I rebuilt the portlights on our 1986 Dana 24, way back when before the age of digital cameras (I was a late adopter
). So I don't have any good photos to show you.
But I can say that rebuilding them is well within the capability of most boat owners. It actually makes for a nice winter project if you have a good work bench where you can set-up.
Our portlights were still mounted in the boat. There were no problems with the frames -- only the sashes needed work. So I removed the sashes two at a time (one large and one small), covered the portlight with a plywood clamp contraption, brought them home, rebuilt the pair then brought them back to the boat and swapped them for the next pair.

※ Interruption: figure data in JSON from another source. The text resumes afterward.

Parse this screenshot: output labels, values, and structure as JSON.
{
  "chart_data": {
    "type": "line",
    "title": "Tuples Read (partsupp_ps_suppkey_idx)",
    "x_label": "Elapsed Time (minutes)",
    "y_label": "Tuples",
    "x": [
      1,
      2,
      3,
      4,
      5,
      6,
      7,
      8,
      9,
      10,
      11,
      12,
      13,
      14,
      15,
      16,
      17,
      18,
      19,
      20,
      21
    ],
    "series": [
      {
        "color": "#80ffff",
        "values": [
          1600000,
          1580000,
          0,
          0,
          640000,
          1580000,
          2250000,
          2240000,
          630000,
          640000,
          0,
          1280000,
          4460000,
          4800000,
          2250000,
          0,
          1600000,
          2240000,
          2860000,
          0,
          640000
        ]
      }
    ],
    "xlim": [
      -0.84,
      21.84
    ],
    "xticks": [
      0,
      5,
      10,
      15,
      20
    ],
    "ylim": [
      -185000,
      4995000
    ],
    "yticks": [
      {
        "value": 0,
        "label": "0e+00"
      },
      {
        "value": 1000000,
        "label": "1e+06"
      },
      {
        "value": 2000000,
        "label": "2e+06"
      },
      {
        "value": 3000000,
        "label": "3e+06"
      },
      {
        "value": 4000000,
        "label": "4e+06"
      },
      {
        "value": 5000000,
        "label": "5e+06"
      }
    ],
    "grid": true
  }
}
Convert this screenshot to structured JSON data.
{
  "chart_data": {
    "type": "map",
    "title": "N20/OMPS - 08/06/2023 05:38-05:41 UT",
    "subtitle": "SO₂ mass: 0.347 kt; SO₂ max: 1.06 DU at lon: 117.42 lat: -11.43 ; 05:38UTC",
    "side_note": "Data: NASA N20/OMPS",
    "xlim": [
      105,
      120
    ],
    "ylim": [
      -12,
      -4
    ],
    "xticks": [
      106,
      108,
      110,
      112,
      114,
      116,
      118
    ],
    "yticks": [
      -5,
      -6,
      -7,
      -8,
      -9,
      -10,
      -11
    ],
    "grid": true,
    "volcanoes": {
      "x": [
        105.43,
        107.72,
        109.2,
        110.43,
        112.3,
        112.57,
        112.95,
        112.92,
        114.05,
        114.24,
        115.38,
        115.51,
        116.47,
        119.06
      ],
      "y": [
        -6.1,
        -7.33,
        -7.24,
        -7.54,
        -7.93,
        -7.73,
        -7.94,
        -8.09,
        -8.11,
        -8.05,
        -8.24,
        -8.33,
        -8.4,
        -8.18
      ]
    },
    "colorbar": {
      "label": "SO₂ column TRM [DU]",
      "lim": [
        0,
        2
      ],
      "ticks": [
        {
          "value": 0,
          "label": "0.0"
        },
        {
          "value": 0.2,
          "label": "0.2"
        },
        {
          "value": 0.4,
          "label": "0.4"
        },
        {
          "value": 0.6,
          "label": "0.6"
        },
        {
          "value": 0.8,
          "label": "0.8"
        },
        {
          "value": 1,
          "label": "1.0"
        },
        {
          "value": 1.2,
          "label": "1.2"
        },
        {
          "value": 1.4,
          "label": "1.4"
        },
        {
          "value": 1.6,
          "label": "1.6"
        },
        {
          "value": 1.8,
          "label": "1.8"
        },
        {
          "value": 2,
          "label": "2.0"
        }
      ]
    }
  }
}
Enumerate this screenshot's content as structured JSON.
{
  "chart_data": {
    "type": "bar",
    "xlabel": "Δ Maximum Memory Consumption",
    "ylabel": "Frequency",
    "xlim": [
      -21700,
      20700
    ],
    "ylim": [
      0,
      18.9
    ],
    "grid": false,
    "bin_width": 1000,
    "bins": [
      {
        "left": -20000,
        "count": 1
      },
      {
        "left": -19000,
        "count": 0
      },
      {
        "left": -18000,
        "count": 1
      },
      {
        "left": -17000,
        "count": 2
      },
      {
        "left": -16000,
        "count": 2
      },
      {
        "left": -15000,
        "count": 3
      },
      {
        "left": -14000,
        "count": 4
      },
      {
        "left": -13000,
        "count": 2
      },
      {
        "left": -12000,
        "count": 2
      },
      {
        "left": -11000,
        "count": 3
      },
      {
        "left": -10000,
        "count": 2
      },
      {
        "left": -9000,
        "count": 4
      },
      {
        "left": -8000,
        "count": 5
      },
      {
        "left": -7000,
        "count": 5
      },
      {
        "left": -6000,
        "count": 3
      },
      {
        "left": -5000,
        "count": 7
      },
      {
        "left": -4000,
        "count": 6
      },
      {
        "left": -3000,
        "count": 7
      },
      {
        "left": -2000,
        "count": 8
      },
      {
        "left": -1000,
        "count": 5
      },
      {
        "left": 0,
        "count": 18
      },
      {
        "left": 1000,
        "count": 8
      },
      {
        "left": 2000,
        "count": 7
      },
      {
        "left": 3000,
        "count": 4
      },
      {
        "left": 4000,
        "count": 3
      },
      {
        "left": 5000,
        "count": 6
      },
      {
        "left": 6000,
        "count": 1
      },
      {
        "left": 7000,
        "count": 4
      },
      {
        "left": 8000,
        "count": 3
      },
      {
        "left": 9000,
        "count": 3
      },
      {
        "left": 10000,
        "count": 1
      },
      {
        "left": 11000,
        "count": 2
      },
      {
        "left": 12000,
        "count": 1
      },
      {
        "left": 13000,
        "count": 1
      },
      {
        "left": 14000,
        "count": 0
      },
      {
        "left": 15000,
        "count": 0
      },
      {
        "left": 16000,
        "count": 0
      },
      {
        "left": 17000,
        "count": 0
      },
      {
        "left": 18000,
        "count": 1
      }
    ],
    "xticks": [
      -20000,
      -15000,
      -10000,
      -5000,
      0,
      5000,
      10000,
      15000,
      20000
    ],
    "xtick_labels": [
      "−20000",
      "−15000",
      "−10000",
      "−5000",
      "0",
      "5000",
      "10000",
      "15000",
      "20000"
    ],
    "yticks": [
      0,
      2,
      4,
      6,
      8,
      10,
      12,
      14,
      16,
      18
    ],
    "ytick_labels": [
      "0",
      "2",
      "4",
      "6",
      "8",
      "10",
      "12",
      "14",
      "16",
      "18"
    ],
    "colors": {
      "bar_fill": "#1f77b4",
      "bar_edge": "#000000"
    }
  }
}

You are in some ways fortunate that you can take them all home at once and set-up a production line. But just make sure the exposed portlight openings are well sealed against the elements.
Yes, acrylic is the way to go. Just get one large and one small portlight lens out, then bring them to your local glass shop and they can cut new ones for you at a very reasonable price if you don't need it tomorrow.
To get at the portlight lenses, you will need to remove the flange from the sash. First remove the old gasket, which will expose a series of machine screws. Expect many of these little brass machine screws to crumble when you attempt to extract them. You will have to drill them out carefully
. Get yourself a little tap and die kit if you don't have one, and be sure to use loctite or similar when you install the new machine screws into the flange.
I ended up rebedding the portlight lenses with a non-acidic
silicone sealant, which actually worked quite well. But there are probably better lens-bedding materials -- Mainsail might have a good suggestion.
I obtained replacement sash gaskets from the OEM, Whitewater Marine. They fit perfectly and were easy to install.
I buffed out the bronze portlights using the little B&D Mouse polishing kit -- they looked like gold when I was done. Very pretty.
After re-installing the portlight sashes, there is one final crucial step: Within the hinge mechanism is a tiny set screw which must be adjusted such that the portlight sash seats evenly around the portlight frame when it is closed. Some trial and error is necessary. Over time, as the new gaskets compress some, you will need to readjust the set screw.